La actualización de 2025 del Comentario de la OCDE al artículo 5 obliga a revisar una cuestión cada vez más habitual: qué pasa cuando un trabajador desplazado a España, acogido al régimen especial del artículo 93 LIRPF, trabaja desde su casa para una empresa extranjera. La OCDE aclara que no todo teletrabajo genera un establecimiento permanente, pero sí puede existir riesgo cuando el trabajo desde España deja de ser algo puntual o personal y pasa a responder a una necesidad real de la empresa.
En la práctica internacional es cada vez más normal que una persona venga a vivir a España, se acoja al régimen Beckham y siga trabajando, total o parcialmente, para una empresa no residente. Hasta ahora, muchas veces se entendía que, si trabajaba desde casa por motivos personales, no existía riesgo para la empresa extranjera.
Sin embargo, la OCDE ha actualizado en 2025 su Comentario al artículo 5 y ha introducido una guía mucho más concreta sobre estos supuestos de trabajo transfronterizo desde el domicilio o desde “otro lugar relevante”, como una segunda residencia o un coworking.
El punto de partida sigue siendo el mismo: trabajar desde casa no significa automáticamente que la empresa extranjera tenga un establecimiento permanente en España. La OCDE dice que el simple hecho de que un empleado trabaje desde su domicilio no basta, por sí solo, para considerar que ese domicilio es un lugar de negocios de la empresa. Por tanto, hay que mirar el caso concreto.
La novedad importante es que la OCDE da dos ideas muy útiles para analizar estos casos.
- La primera es un criterio de tiempo. El nuevo Comentario dice que, en general, si la persona trabaja desde su casa o desde otro lugar relevante menos del 50% de su tiempo total de trabajo durante un período de doce meses, ese lugar normalmente no debería considerarse un lugar de negocios de la empresa.
- La segunda, y más importante, es que, si se supera ese 50%, hay que ver por qué esa persona está trabajando desde España. Hay que analizar si el trabajo desde España responde solo a una preferencia personal del empleado o si existe una razón comercial real de la empresa para que ese trabajo se haga desde aquí.

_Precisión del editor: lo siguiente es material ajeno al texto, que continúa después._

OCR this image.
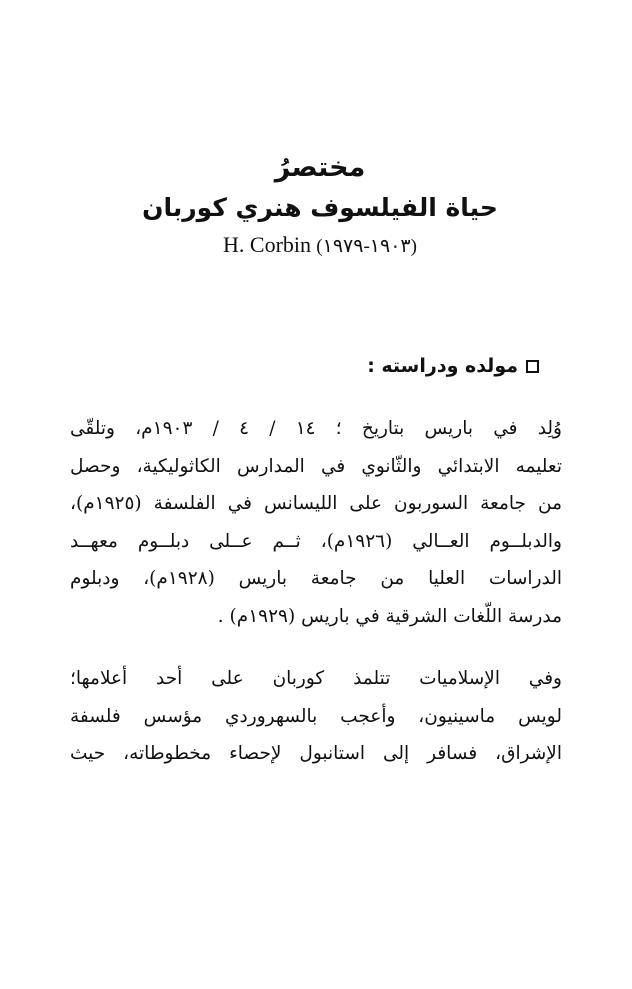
مختصرُ
حياة الفيلسوف هنري كوربان
(١٩٠٣-١٩٧٩) H. Corbin
مولده ودراسته :
وُلِد في باريس بتاريخ ؛ ١٤ / ٤ / ١٩٠٣م، وتلقّى
تعليمه الابتدائي والثّانوي في المدارس الكاثوليكية، وحصل
من جامعة السوربون على الليسانس في الفلسفة (١٩٢٥م)،
والدبلــوم العــالي (١٩٢٦م)، ثــم عــلى دبلــوم معهــد
الدراسات العليا من جامعة باريس (١٩٢٨م)، ودبلوم
مدرسة اللّغات الشرقية في باريس (١٩٢٩م) .
وفي الإسلاميات تتلمذ كوربان على أحد أعلامها؛
لويس ماسينيون، وأعجب بالسهروردي مؤسس فلسفة
الإشراق، فسافر إلى استانبول لإحصاء مخطوطاته، حيث
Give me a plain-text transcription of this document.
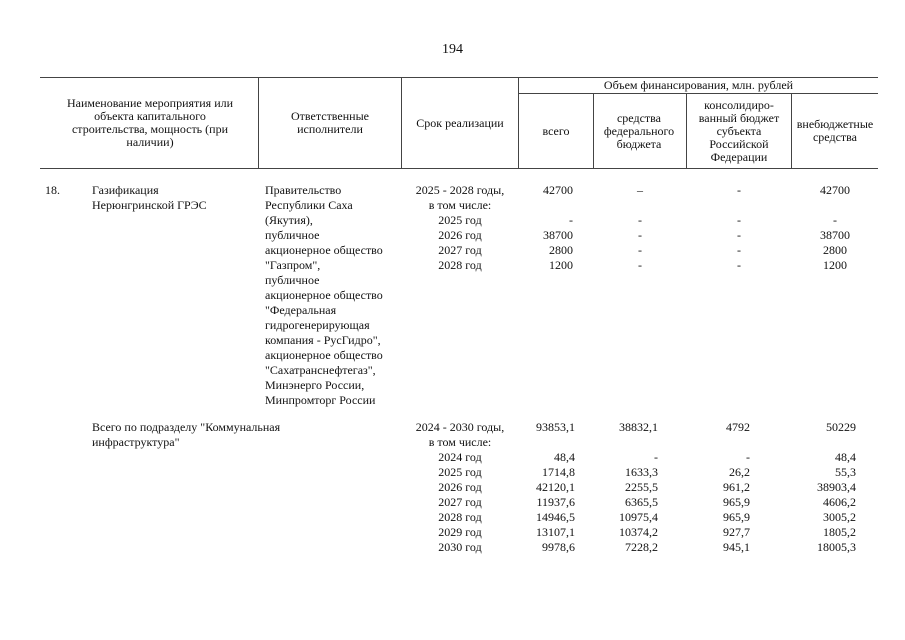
194
Наименование мероприятия или объекта капитального строительства, мощность (при наличии)
Ответственные исполнители	Срок реализации
Объем финансирования, млн. рублей
всего
средства федерального бюджета
консолидиро-ванный бюджет субъекта Российской Федерации
внебюджетные средства
18.	Газификация
Нерюнгринской ГРЭС
Правительство
Республики Саха
(Якутия),
публичное
акционерное общество
"Газпром",
публичное
акционерное общество
"Федеральная
гидрогенерирующая
компания - РусГидро",
акционерное общество
"Сахатранснефтегаз",
Минэнерго России,
Минпромторг России
2025 - 2028 годы,
в том числе:
2025 год
2026 год
2027 год
2028 год
42700
-
38700
2800
1200
–
-
-
-
-
-
-
-
-
-
42700
-
38700
2800
1200
Всего по подразделу "Коммунальная
инфраструктура"
2024 - 2030 годы,
в том числе:
2024 год
2025 год
2026 год
2027 год
2028 год
2029 год
2030 год
93853,1
48,4
1714,8
42120,1
11937,6
14946,5
13107,1
9978,6
38832,1
-
1633,3
2255,5
6365,5
10975,4
10374,2
7228,2
4792
-
26,2
961,2
965,9
965,9
927,7
945,1
50229
48,4
55,3
38903,4
4606,2
3005,2
1805,2
18005,3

El punto clave: la razón comercial. Según la OCDE, puede haber riesgo de establecimiento permanente si la presencia del trabajador en España ayuda realmente al negocio de la empresa extranjera. Por ejemplo, cuando desde España se atienden clientes, se desarrollan relaciones comerciales, se buscan oportunidades de negocio, se gestionan proveedores o se presta un servicio que tiene sentido que se haga física o funcionalmente desde este país.
En cambio, si la persona trabaja desde España solo porque quiere vivir aquí, o porque la empresa le deja teletrabajar como facilidad personal, el riesgo baja mucho. La OCDE también aclara que no basta con que la empresa ahorre costes de oficina o con que simplemente acepte esa forma de trabajo. Eso, por sí solo, no debería llevar a decir que existe un establecimiento permanente.
El riesgo de tener repercusiones fiscales aumenta cuando se juntan varios factores:
- el trabajador pasa gran parte de su jornada trabajando desde España;
- lo hace de manera estable y no puntual;
- su presencia en España tiene utilidad real para la empresa;
- y desde aquí realiza funciones importantes para el negocio.
En cambio, el riesgo es menor cuando el trabajo desde España responde sobre todo a una decisión personal, no existe una necesidad empresarial real de estar aquí y las funciones que desarrolla no convierten su domicilio en una especie de oficina del empleador extranjero.